The NFL is a circus and Jerry Jones is the head clown
‘FAUX PATRIOTISM’
This past Sunday was a day the NFL would like to forget, but the events that occurred may be inescapable.
The ramifications from what took place on Sunday will linger for months, as everything that’s wrong with the league was on display for the world to see. As usual, it all started, and ended, with Colin Kaepernick.
Social media caught fire early on in the day when CBS reporter Jason La Canfora went on “The NFL Today” and lied about Kaepernick’s future possible intentions.
“He’s not planning on kneeling. He’s going to donate all his jersey sales, and he’s planning on standing for the anthem if given the opportunity,” he said.
However, no one actually knows what Kaepernick would do, except Kaepernick. Because La Canfora never asked the former 49ers quarterback, he just assumed.
“I can’t say if they are true or not,” La Canfora tweeted. “Colin and I didn’t discuss.”
“Colin would have to address any future demonstrations,” he said in another tweet. “I didn’t ask him if he would sit or stand. Our chat primarily about his will to play.”
Instead of Twitter timelines being filled with reactions to what was actually happening on the field, most of the conversation was focused on La Canfora’s lie, and the outrage it caused.
However, this wouldn’t be a story, or a distraction, if NFL owners would stop blackballing Kaepernick. According to Yahoo Sports, since Kaepernick’s agent informed every team he was opting out of his contract with the 49ers on March 1, 64 quarterbacks have been acquired by teams across the league.
None of the quarterbacks have ever been one of the faces of the league or started in a Super Bowl — two things that Kaepernick accomplished within the last four years.
But if that wasn’t enough, Vice President Mike Pence and Dallas Cowboys owner Jerry Jones did things to help Kaepernick’s cause without even knowing it.
After posting the same picture to Twitter of himself at an Indianapolis Colts game that he used three years ago, Pence participated in one of the biggest publicity stunts of the year.
According to Pence, the former Indiana governor left the game between the Colts and the 49ers, Kaepernick’s old team that’s had the most players to date kneel during the anthem, because @POTUS and I will not dignify any event that disrespects our soldiers, our Flag, or our National Anthem.”
Mind you, Pence was doubling back from the West Coast, and according to reports, the pool of reporters that were with him didn’t come inside Lucas Oil Stadium because they were told that the “vice president might be leaving the game early.”
“Manipulation of faux patriotism took new turn today with VP Pence. Preplanned early exit from Colts game after 49ers kneeled, then tweets,” Norman Ornstein, a resident scholar at the conservative American Enterprise Institute, commented on Twitter.
So, for everyone who feels like sports and politics shouldn’t mix, or that a football game isn’t the right place to flaunt politics, take it up with Pence.
Last November, Pence was addressed by the cast of “Hamilton” about fears that this new administration wouldn’t protect minorities like themselves, and said he wasn’t offended by what the cast said to him, or by the boos he received when he walked into the theatre.
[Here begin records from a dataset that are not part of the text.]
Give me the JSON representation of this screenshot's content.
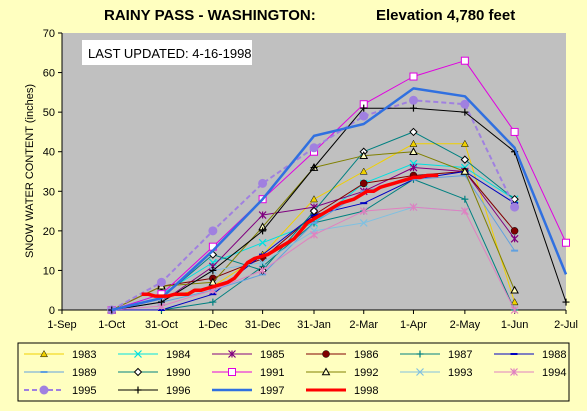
{
  "title_left": "RAINY PASS - WASHINGTON:",
  "title_right": "Elevation 4,780 feet",
  "chart_data": {
    "type": "line",
    "title": "RAINY PASS - WASHINGTON:     Elevation 4,780 feet",
    "annotation": "LAST UPDATED: 4-16-1998",
    "ylabel": "SNOW WATER CONTENT (inches)",
    "xlabel": "",
    "ylim": [
      0,
      70
    ],
    "yticks": [
      0,
      10,
      20,
      30,
      40,
      50,
      60,
      70
    ],
    "xlim_days": [
      0,
      304
    ],
    "xticks": [
      {
        "label": "1-Sep",
        "day": 0
      },
      {
        "label": "1-Oct",
        "day": 30
      },
      {
        "label": "31-Oct",
        "day": 60
      },
      {
        "label": "1-Dec",
        "day": 91
      },
      {
        "label": "31-Dec",
        "day": 121
      },
      {
        "label": "31-Jan",
        "day": 152
      },
      {
        "label": "2-Mar",
        "day": 182
      },
      {
        "label": "1-Apr",
        "day": 212
      },
      {
        "label": "2-May",
        "day": 243
      },
      {
        "label": "1-Jun",
        "day": 273
      },
      {
        "label": "2-Jul",
        "day": 304
      }
    ],
    "grid": false,
    "legend_position": "bottom",
    "series": [
      {
        "name": "1983",
        "color": "#f0d000",
        "width": 1,
        "marker": "triangle",
        "x": [
          30,
          91,
          121,
          152,
          182,
          212,
          243,
          273
        ],
        "y": [
          0,
          6,
          14,
          28,
          35,
          42,
          42,
          2
        ]
      },
      {
        "name": "1984",
        "color": "#00e0e0",
        "width": 1,
        "marker": "x",
        "x": [
          30,
          60,
          91,
          121,
          152,
          182,
          212,
          243,
          273
        ],
        "y": [
          0,
          4,
          12,
          17,
          22,
          32,
          37,
          36,
          28
        ]
      },
      {
        "name": "1985",
        "color": "#800080",
        "width": 1,
        "marker": "star",
        "x": [
          30,
          60,
          91,
          121,
          152,
          182,
          212,
          243,
          273
        ],
        "y": [
          0,
          2,
          11,
          24,
          26,
          30,
          36,
          35,
          18
        ]
      },
      {
        "name": "1986",
        "color": "#800000",
        "width": 1,
        "marker": "dot",
        "x": [
          30,
          60,
          91,
          121,
          152,
          182,
          212,
          243,
          273
        ],
        "y": [
          0,
          6,
          8,
          13,
          24,
          32,
          34,
          35,
          20
        ]
      },
      {
        "name": "1987",
        "color": "#008080",
        "width": 1,
        "marker": "plus",
        "x": [
          30,
          60,
          91,
          121,
          152,
          182,
          212,
          243,
          273
        ],
        "y": [
          0,
          0,
          2,
          11,
          22,
          25,
          33,
          28,
          0
        ]
      },
      {
        "name": "1988",
        "color": "#0000c0",
        "width": 1,
        "marker": "dash",
        "x": [
          30,
          60,
          91,
          121,
          152,
          182,
          212,
          243,
          273
        ],
        "y": [
          0,
          0,
          4,
          14,
          24,
          27,
          33,
          35,
          27
        ]
      },
      {
        "name": "1989",
        "color": "#60a0e0",
        "width": 1,
        "marker": "dash",
        "x": [
          30,
          60,
          91,
          121,
          152,
          182,
          212,
          243,
          273
        ],
        "y": [
          0,
          2,
          5,
          9,
          22,
          30,
          33,
          34,
          15
        ]
      },
      {
        "name": "1990",
        "color": "#008080",
        "width": 1,
        "marker": "diamond",
        "x": [
          30,
          60,
          91,
          121,
          152,
          182,
          212,
          243,
          273
        ],
        "y": [
          0,
          3,
          14,
          10,
          25,
          40,
          45,
          38,
          28
        ]
      },
      {
        "name": "1991",
        "color": "#e000e0",
        "width": 1,
        "marker": "square",
        "x": [
          30,
          60,
          91,
          121,
          152,
          182,
          212,
          243,
          273,
          304
        ],
        "y": [
          0,
          4,
          16,
          28,
          40,
          52,
          59,
          63,
          45,
          17
        ]
      },
      {
        "name": "1992",
        "color": "#808000",
        "width": 1,
        "marker": "triangle-open",
        "x": [
          30,
          60,
          91,
          121,
          152,
          182,
          212,
          243,
          273
        ],
        "y": [
          0,
          6,
          7,
          21,
          36,
          39,
          40,
          35,
          5
        ]
      },
      {
        "name": "1993",
        "color": "#80c0e0",
        "width": 1,
        "marker": "x",
        "x": [
          30,
          60,
          91,
          121,
          152,
          182,
          212,
          243
        ],
        "y": [
          0,
          2,
          10,
          12,
          20,
          22,
          26,
          25
        ]
      },
      {
        "name": "1994",
        "color": "#e080c0",
        "width": 1,
        "marker": "star",
        "x": [
          30,
          60,
          91,
          121,
          152,
          182,
          212,
          243,
          273
        ],
        "y": [
          0,
          1,
          5,
          10,
          19,
          25,
          26,
          25,
          0
        ]
      },
      {
        "name": "1995",
        "color": "#a080e0",
        "width": 2,
        "dash": true,
        "marker": "dot-large",
        "x": [
          30,
          60,
          91,
          121,
          152,
          182,
          212,
          243,
          273
        ],
        "y": [
          0,
          7,
          20,
          32,
          41,
          49,
          53,
          52,
          26
        ]
      },
      {
        "name": "1996",
        "color": "#000000",
        "width": 1,
        "marker": "plus",
        "x": [
          30,
          60,
          91,
          121,
          152,
          182,
          212,
          243,
          273,
          304
        ],
        "y": [
          0,
          2,
          10,
          20,
          36,
          51,
          51,
          50,
          40,
          2
        ]
      },
      {
        "name": "1997",
        "color": "#3070e0",
        "width": 2.5,
        "marker": "none",
        "x": [
          30,
          60,
          91,
          121,
          152,
          182,
          212,
          243,
          273,
          304
        ],
        "y": [
          0,
          3,
          15,
          28,
          44,
          47,
          56,
          54,
          41,
          9
        ]
      },
      {
        "name": "1998",
        "color": "#ff0000",
        "width": 3.5,
        "marker": "none",
        "x": [
          48,
          52,
          56,
          60,
          64,
          68,
          72,
          76,
          80,
          84,
          88,
          92,
          96,
          100,
          104,
          108,
          112,
          116,
          120,
          124,
          128,
          132,
          136,
          140,
          144,
          148,
          152,
          156,
          160,
          164,
          168,
          172,
          176,
          180,
          184,
          188,
          192,
          196,
          200,
          204,
          208,
          212,
          216,
          220,
          224,
          227
        ],
        "y": [
          4,
          4,
          3.5,
          3.5,
          3.5,
          4,
          4,
          4,
          5,
          5,
          5.5,
          6,
          6.5,
          7,
          8,
          10,
          12,
          13,
          13.5,
          14,
          15,
          16,
          17,
          18,
          20,
          22,
          23,
          24,
          25,
          26,
          27,
          27.5,
          28,
          29,
          30,
          30,
          31,
          31.5,
          32,
          32.5,
          33,
          33.5,
          33.5,
          34,
          34,
          34
        ]
      }
    ]
  }
}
White privilege sure loves to cherry-pick which protests they deem acceptable.
But wait, there’s more. Jerry Jones, the same NFL owner that’s signed domestic abusers and has had players charged with intoxication manslaughter on his roster, has reportedly threatened to bench any player that kneels for the anthem.
President Trump reportedly blew Jones’ phone up last week asking him not to let players take a knee for the anthem.
“If there is anything disrespecting the flag, then we will not play. Period,” Jones said. “We’re going to respect the flag and I’m going to create the perception of it.”
A line has been drawn in the sand in Dallas. But it’s not as risque as one might think. To date, there hasn’t been a single Dallas Cowboy to kneel during the national anthem.
By making the statement, Jones comes off as looking like a tough guy, when in actuality he’s portraying the mindset of a slave master. Why say it if no one has kneeled? Now, black and brown members of the Cowboys have to make a decision: Challenge the rules, or be labelled a sellout.
A team whose biggest stars are all black (Dak Prescott, Ezekiel Elliott, and Dez Bryant) now have to spend all week defending their blackness, on top of answering questions about their underwhelming 2-3 start to the season.